Expert warns of Chinese propaganda effect
A partnership between the National University of Samoa's NUS TV and China's Central China Broadcasting Television could lead to Samoans being exposed to Chinese state media propaganda, says an expert.
China's official Government media outlet, China Central Television (C.C.T.V.) could be broadcast on Samoan television as part of a deal currently under discussion with the National University of Samoa's television station NUS TV.
N.U.S. President and Vice-Chancellor Aiono Professor Alec Ekeroma confirmed the discussions when contacted by the Samoa Observer in early last month, saying he only found out about the Chinese broadcaster being in Samoa before, but they pulled out as they didn’t consider the market viable for their operations.

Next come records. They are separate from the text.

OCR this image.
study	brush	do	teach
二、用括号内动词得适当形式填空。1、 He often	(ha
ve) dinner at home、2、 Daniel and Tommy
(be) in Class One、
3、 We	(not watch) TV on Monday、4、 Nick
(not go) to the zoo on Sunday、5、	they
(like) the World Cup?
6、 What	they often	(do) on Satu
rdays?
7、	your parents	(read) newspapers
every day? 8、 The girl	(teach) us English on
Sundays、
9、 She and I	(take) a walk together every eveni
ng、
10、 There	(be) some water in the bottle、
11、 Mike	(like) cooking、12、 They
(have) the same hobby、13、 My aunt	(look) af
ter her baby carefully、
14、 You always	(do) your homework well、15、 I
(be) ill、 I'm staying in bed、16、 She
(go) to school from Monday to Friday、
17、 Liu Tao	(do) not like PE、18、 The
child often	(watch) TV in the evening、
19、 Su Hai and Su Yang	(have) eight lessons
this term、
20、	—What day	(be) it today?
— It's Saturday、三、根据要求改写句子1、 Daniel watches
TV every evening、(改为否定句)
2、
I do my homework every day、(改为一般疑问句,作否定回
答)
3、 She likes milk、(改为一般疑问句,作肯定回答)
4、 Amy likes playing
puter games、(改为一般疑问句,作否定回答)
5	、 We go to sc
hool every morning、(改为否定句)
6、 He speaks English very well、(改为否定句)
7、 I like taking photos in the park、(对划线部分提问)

In a response to email queries from the Samoa Observer on Tuesday, the Director of the Pacific Islands Programme of the Lowy Institute in Sydney, Jonathan Pryke highlighted the financial side of the partnership.
“It seems like the university is looking at the C.C.T.V. potential partnership largely through a financial lens,” Mr. Pryke said.
“Due consideration should also be placed on the quality of broadcast they get from CCTV, which has increasingly become more and more overt in its role as a State-owned media outlet championing the positions of the Chinese Communist Party, rather than provide unbiased and objective reporting.
“Investments in entertainment and news services like this are surely a good way for China to build its influence and champion its causes in the Pacific.”
The state-controlled broadcaster's news reporting on matters of sensitivity to China have led critics to accuse it of being a propaganda arm of the Chinese state.
Dissident Chinese intellectuals and commentators such as the Freedom House think tank have accused it of subjugating journalistic principles to present a positive image of the Government.
“There is certainly a good argument that we need to engage with and understand more about China, but we should all be careful that we do not fall into the trap of solely consuming Chinese propaganda,” Mr Pryke added.